En este segundo capítulo, en cambio, se abre el horizon­te hacia «el oriente», es decir, hacia regiones consideradas lejanas de Israel, poco conocidas y enigmáticas. Jesús ha sido manifes­tado también a esas regiones por medio de la luz de una estrella que apareció en el firmamento. Esto es lo que da el nombre a esta fiesta: Epifanía[2] del Señor. El relato nos informa sobre dos circunstancias que rodearon el nacimiento de Jesús: el lugar de su nacimiento fue Belén de Judea; el tiempo fue en los días del rey Herodes[3].

Belén era la ciudad de David. Cuando Dios eligió a David como rey de Israel, mandó al profeta Samuel con esta orden: «Llena tu cuerno de aceite y vete. Voy a enviarte a Jesé, de Belén, porque he visto entre sus hijos un rey para mí» (1Sam 16,1). David fue ungido como rey hacia el año 1010 antes de Cristo. Reinó diez años en Hebrón; hacia el año 1000 a.C. tomó Jerusalén y desde allí reinó sobre las doce tribus de Israel unificadas bajo su mando hasta el año 970 a.C. Su reinado dejó un recuerdo de prosperidad y de unidad. Por eso Israel anhelaba un rey semejante a David y las promesas hechas por Dios a su pueblo confirmaban esta esperanza. Belén tenía que ser el lugar de nacimiento del rey esperado. El hecho de que Jesús fuera manifestado a «unos magos de oriente» que llegaron donde él, lo reconocieron como Dios y lo adoraron, es la primera afirmación en el Evangelio de San Mateo de la univer­salidad del cristianismo: la misión de salvación de Jesús rebasa los límites de Israel y abraza a todos los hombres.

Contrastes…

El Evangelio quiere subrayar el contraste entre el entusiasmo de los magos de oriente y la igno­rancia de Herodes y de «toda Jerusalén». Aquéllos son extran­jeros y llegan a Judea preguntando por «el rey de los judíos que ha nacido» para ir a adorarlo; éstos son judíos pero no han oído de ningún rey, «quedaron turbados» ante esta pregun­ta tan insó­lita y sospechando que podría tratarse del Mesías anunciado, se informan, por medio de los oráculos, dónde debía nacer el Mesías y hacia Belén encaminan a los magos. ¡Se sobresaltan por la venida de aquel a quien deberían estar esperando! Y no se alegran ante su eventual venida.

Al contrario, Herodes concibe inmediatamente el proyecto de eliminar al «Rey de los judíos que ha nacido»; y, por su parte, los sumos sacer­dotes y escribas del pueblo, después de informar que el Cristo tenía que nacer en Belén, no demuestran ningún interés en verificar el asunto. Estaban preocupados de otras cosas y habían perdi­do la capacidad de ver los signos de la presencia del «Dios con nosotros».

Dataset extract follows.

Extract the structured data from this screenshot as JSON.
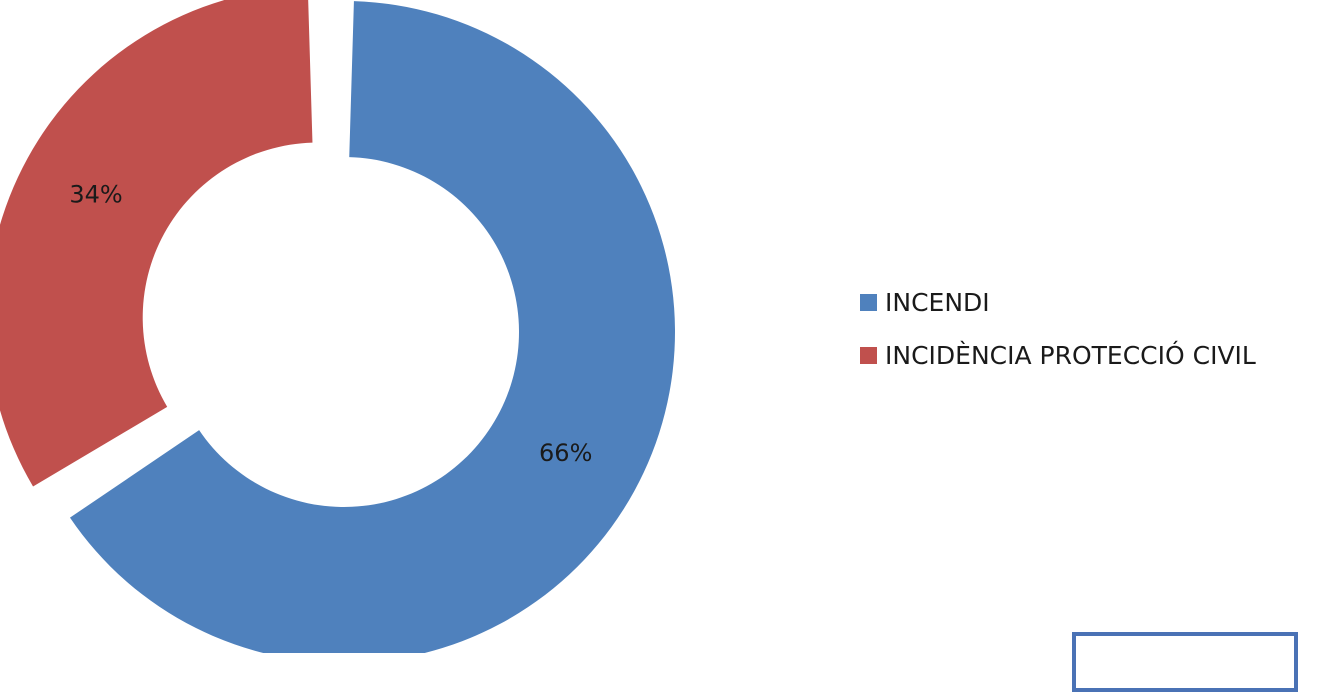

Cuando llegan los magos al lugar donde estaba el niño, «entrados en la casa, vieron al niño con María su Madre y postrándose, lo adoraron». ¿Qué vieron en ese niño? ¡Cómo desearíamos poder preguntarles a ellos mismos! En todo caso, vieron tan claramente algo superior a todo lo de esta tierra que «se postraron y lo adora­ron» y lo que vieron era de tal belleza que «se llenaron de alegría». Resulta que los primeros en reconocer a Jesús como Dios y adorarlo, son unos extranjeros, que en el concepto de los judíos son «paganos». Ellos revelan poseer un profundo conocimiento del «misterio de Cristo» como se deduce de sus dones: el oro es símbolo de su realeza, el incienso es símbo­lo de su divinidad y la mirra de su pasión.

Una palabra del Santo Padre:

«Caminarán los pueblos a tu luz; los reyes al resplandor de tu aurora» (Is 60, 3). Hoy la Iglesia celebra la solemnidad de la Epifanía, «manifestación» de Cristo a todas las gentes, representadas por los Magos venidos de Oriente. Esta fiesta nos ayuda a penetrar en el sentido profundo de la misión universal de la Iglesia, que se puede entender como un movimiento de irradiación: la irradiación de la luz de Cristo, reflejada en el rostro de su Cuerpo místico. Y puesto que esta luz es luz de amor, de verdad y de belleza, no se impone con la fuerza, sino que ilumina las mentes y atrae los corazones.

La Iglesia, al irradiar esta luz, obedece al mandato de Cristo resucitado: «Id pues, y haced discípulos a todas las gentes…» (Mt 28, 19). Se trata de un movimiento que desde el centro, desde la Eucaristía, se difunde en todas las direcciones a través del testimonio y el anuncio del Evangelio. Este «ir» está animado por un impulso interior de caridad, sin la cual no produciría ningún fruto.

La experiencia de los Magos es muy elocuente al respecto: avanzan guiados por la luz de una estrella, que los atrae a Cristo. La Iglesia debe ser como aquella estrella, es decir, capaz de reflejar la luz de Cristo, para que los hombres y los pueblos que buscan la verdad, la justicia y la paz, se pongan en camino hacia Jesús, único Salvador del mundo».

Juan Pablo II, Ángelus en la Solemnidad de la Epifanía del Señor. 6 de enero de 1997.

Vivamos nuestro Domingo a lo largo de la semana.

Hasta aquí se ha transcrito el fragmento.